The finalists: Colorado, Delaware, Florida, Georgia, Illinois, Kentucky, Louisiana, Massachusetts, New York, North Carolina, Ohio, Pennsylvania, Rhode Island, South Carolina, Tennessee and the District of Columbia.
The importance of Race to the Top goes a lot deeper than this set of grants. The Government Accountability Office and others who focus on performance have long been looking at ways that grants can be more performance oriented. [See the September, 2006 GAO report on “Enhancing Performance Accountability” in grant management.]
If Race to the Top is successful, it may help to usher in a new era in which competitive selection is used by the federal government in a way that could motivate states, counties or cities to focus more closely on improvements in performance outcomes.
The federal grants were scored based on 30 selection criteria. States moved forward on a number of fronts over the last year in order to make themselves more attractive candidates. According to an early January Education Week article about Race to the Top inspired reforms, the application criteria encouraged Alabama Governor Bob Riley to call for legislative action to permit charter schools. A number of other states, similarly, changed laws that limited charters.
One of the key requirements for applicants is the ability to link student achievement data to teacher evaluation. That led governors in Tennessee and Maine to push for legislative measures that would facilitate that connection. Last October, California’s Governor Arnold Schwarzenegger worked with the legislature to remove a data firewall that prohibited the use of test scores to evaluate teachers. That barrier “would have put the state out of the running for the Race to the Top,” wrote Erik Robelen in Education Week.
We talked with ever-helpful Paul Posner (left) about this a few days ago. Now director of the Masters in Public Administration program at George Mason University, Posner had a long and distinguished career at the Government Accountability Office, which he left in 2005. He sees Race to the Top as a departure from a more punitive compliance-oriented federal approach that sparked tremendous state resistance to both the No Child Left Behind and Real ID programs. In contrast, Race to the Top didn’t impose rules or standards on states, he says, but harked back to methods of the Great Society and New Deal, using cooperative federalism and relying on the “catalytic role that grants can play.”
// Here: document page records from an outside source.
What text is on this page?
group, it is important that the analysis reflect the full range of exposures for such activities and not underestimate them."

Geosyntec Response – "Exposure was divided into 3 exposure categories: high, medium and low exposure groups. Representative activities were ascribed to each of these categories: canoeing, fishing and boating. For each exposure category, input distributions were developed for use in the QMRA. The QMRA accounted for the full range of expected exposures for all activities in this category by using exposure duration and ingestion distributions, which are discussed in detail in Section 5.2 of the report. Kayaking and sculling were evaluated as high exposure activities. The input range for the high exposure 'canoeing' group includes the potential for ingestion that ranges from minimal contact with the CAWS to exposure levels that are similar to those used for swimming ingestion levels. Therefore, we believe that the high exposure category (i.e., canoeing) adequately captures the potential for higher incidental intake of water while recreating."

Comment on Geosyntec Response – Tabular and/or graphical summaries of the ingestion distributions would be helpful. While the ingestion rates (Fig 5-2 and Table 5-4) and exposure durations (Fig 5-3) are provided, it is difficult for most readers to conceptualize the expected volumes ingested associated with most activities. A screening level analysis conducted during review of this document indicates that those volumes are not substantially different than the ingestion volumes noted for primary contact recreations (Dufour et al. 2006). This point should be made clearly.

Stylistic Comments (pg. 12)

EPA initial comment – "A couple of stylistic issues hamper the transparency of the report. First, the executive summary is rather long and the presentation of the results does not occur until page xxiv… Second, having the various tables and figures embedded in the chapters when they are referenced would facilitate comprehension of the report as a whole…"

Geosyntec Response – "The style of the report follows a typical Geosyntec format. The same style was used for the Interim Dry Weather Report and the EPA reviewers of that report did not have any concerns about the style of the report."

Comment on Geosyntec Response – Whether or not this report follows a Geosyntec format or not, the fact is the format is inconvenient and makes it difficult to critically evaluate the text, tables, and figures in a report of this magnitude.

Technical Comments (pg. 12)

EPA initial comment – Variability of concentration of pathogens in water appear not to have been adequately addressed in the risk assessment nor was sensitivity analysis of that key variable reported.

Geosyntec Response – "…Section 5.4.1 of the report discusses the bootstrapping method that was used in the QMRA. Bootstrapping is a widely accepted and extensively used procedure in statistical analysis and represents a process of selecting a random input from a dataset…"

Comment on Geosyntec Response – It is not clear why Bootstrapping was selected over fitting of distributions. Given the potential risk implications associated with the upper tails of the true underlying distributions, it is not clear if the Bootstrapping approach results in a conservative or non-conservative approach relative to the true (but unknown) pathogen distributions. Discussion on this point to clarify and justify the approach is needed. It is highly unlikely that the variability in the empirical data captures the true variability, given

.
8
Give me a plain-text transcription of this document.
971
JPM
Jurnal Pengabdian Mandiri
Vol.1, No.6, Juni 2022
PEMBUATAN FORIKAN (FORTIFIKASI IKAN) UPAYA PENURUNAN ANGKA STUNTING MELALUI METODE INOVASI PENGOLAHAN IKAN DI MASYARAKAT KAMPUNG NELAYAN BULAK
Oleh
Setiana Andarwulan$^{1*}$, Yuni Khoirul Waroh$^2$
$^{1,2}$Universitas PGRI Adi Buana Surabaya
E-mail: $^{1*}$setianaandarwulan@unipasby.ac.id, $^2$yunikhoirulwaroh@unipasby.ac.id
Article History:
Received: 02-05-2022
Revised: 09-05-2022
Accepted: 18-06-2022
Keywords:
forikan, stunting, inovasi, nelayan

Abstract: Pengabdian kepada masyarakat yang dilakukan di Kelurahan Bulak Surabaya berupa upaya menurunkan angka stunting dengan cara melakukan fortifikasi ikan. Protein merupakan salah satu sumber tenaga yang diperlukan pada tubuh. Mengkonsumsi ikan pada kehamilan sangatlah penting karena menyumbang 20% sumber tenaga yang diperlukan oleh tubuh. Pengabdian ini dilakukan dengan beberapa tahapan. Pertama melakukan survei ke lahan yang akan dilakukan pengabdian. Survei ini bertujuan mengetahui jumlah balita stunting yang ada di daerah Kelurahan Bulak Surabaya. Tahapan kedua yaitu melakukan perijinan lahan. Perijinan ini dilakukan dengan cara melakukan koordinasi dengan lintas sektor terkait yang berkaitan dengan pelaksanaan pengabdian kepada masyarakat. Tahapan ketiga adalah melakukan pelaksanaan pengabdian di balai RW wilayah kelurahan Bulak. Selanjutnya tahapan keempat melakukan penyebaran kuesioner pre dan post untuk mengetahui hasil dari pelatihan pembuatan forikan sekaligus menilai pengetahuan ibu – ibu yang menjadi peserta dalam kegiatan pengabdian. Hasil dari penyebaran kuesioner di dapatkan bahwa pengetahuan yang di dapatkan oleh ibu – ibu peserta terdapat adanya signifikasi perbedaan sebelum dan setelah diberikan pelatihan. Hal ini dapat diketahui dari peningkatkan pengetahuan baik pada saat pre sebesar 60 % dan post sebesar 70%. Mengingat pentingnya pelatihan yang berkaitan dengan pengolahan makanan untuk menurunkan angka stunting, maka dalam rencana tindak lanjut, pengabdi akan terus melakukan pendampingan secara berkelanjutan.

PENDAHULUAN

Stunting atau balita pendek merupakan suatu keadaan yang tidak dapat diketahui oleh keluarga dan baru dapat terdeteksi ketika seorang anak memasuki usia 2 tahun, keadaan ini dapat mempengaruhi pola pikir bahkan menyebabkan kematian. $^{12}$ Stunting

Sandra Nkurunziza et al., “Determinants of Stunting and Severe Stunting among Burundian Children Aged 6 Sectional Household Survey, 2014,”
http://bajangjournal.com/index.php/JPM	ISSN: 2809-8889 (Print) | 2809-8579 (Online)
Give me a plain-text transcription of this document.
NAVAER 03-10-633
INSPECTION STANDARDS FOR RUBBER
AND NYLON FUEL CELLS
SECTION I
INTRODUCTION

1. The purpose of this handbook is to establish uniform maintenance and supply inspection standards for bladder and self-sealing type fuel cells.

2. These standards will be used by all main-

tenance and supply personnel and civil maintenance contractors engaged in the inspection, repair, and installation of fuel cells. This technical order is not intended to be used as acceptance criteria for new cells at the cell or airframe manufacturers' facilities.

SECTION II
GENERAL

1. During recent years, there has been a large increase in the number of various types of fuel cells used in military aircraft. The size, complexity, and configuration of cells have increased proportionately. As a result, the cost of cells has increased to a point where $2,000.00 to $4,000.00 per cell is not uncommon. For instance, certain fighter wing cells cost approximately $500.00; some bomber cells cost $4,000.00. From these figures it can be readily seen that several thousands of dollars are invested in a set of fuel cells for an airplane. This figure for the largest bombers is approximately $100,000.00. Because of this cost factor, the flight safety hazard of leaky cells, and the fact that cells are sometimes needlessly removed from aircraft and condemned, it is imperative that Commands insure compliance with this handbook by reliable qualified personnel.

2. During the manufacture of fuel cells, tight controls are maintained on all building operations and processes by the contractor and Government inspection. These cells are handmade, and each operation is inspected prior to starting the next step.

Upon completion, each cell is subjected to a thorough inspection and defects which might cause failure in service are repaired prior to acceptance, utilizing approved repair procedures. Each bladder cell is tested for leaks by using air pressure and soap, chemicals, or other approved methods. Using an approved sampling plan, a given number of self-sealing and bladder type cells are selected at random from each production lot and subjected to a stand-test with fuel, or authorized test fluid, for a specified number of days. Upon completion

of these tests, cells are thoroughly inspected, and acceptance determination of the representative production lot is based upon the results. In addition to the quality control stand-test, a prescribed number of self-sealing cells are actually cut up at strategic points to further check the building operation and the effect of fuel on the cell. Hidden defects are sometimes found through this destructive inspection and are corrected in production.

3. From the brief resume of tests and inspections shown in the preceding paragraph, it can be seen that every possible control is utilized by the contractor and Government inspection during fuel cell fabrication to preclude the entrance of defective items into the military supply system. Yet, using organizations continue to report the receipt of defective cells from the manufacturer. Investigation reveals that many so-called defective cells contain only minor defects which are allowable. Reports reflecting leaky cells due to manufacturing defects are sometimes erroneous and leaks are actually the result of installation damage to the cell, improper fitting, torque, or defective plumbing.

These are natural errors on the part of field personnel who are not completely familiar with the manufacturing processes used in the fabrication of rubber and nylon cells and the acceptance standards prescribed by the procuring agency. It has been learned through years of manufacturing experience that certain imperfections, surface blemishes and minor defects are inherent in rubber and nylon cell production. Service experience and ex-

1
The idea is that there’s a pot of cash and the states can come and get it – if they follow the desired performance standards. If you don’t want the money, you don’t have to play. In the case of Race to the Top, “the very sweet carrot,” as Posner puts it, has created real momentum for reform at the state level.
“The whole Recovery Act has regenerated interest in federal grants as a tool to promote new national policies. Race to the Top is a pull rather than a push. It has the potential to change priorities and standards over time.”